Rien ne va plus à Felletin, le dernier cabinet dentaire vient de fermer. Le praticien a cherché en vain un successeur avant de partir à la retraite. Une situation qui se généralise en milieu rural depuis des années.
Pour les felletinois, difficile voire impossible de retrouver un dentiste dans les environs, et même en poussant jusqu'à Guéret, les places sont chères... En Creuse, il n'y a pas que les généralistes qui font défaut, les spécialistes comme les dentistes sont de moins en moins nombreux.
La plaque du dentiste est encore là, sur le pilier de cet immeuble d'une rue de Felletin. Ses patients venaient des alentours, jusqu’à 40 km à la ronde. Mais depuis le 31 octobre, le docteur Dubois a définitivement raccroché les roulettes. Depuis six mois il cherchait un successeur... en vain.

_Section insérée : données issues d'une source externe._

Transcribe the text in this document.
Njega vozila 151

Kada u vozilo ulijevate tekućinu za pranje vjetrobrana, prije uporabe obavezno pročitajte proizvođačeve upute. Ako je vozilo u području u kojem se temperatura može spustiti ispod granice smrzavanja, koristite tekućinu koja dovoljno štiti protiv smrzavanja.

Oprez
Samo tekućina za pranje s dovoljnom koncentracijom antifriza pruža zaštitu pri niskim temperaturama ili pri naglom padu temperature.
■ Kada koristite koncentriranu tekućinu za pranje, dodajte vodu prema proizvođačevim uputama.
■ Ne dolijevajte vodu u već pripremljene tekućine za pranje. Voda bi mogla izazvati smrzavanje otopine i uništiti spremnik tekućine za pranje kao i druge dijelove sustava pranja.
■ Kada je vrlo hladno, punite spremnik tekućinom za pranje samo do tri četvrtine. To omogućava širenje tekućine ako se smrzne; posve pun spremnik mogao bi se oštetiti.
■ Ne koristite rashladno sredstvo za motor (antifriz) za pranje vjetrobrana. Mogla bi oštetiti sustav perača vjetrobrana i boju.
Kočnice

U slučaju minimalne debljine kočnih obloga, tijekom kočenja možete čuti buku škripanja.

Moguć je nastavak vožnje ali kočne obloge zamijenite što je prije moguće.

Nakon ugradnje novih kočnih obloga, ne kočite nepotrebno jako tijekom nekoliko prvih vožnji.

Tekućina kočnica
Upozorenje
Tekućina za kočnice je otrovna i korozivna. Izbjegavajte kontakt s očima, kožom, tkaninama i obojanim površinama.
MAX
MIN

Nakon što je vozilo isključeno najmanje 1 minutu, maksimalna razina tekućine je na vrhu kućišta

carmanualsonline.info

« Les jeunes ne veulent pas s’installer tout seul, parce que c’est une grosse charge et un stress administratif aussi… ils préfèrent être avec des collègues pour s’entraider en cas de problème » souligne Denis Dubois, chirurgien-dentiste
Les patients ne manquaient pas. Aujourd’hui ils s’interrogent et sont dépités. Ils ne savent pas vraiment où aller...
"Les autres cabinets sont bien plus loin, et même eux ne nous prennent pas forcément, si on a vraiment un gros souci, on fait quoi ?" interroge une felletinoise
En France, on compte en moyenne 1 praticien pour 1500 habitant. En Creuse, c'est plutôt 1 pour 3000. Et la situation ne cesse de se dégrader. Si la profession connait une augmentation de 4,8 % de praticiens en activité sur 9 ans, la répartition est inégale et certains départements ont perdu jusqu'à 50% de cabinets. Déjà en 2008, un sénateur de Dordogne attirait l’attention du Sénat sur la pénurie de chirurgiens-dentistes en milieu rural.
Dans ce cabinet aubussonnais, on avait pour habitude de ne refuser aucun patient. Sauf qu’aujourd’hui, l’accueil de nouveaux patients est compliqué. Avec plus de quarante rendez-vous quotidiens, ce n'est plus possible.
« Depuis quelques mois avec l’arrêt de mes confrères du secteur, on est malheureusement obligé de refuser des patients pour satisfaire les nôtres et qui est un fichier plus que conséquent » précise Pierre Adant, chirurgien - dentiste à Aubusson.
Un appel lancé à de nouveaux praticiens en Creuse
D'ici fin 2021, six praticiens vont prendre leur retraite. Il n'en restera qu'une trentaine en Creuse.
Alors comment ramener de nouveaux praticiens en Creuse ?
Les collectivités et l’État déroulent le tapis rouge : un accès au logement facilité, des bourses des régions, une aide à l’installation, des avantages fiscaux. Mais pour Pierre Adant, l'incitation fiscale est un échec. Il y aussi la nécessité de former plus d’étudiants en odontologie. L'autre problématique est la méconnaissance de la qualité de vie hors les villes par les jeunes praticiens, mais là il s'agirait de promouvoir les atouts de la pratique en zone rurale.
"On pratique la vraie dentisterie ici, c'est très intéressant intellectuellement, on touche à toutes les facettes de notre profession" ajoute ce praticien aubussonnais.
Denis Dubois, quant à lui, parle de la solidarité entre confrères qu'il a connue pendant toutes ses années d'exercice, du fait justement que les praticiens ne se sentent pas en concurrence comme en ville.
Reste la solution de la maison médicale. Elle est à l'étude sur Felletin.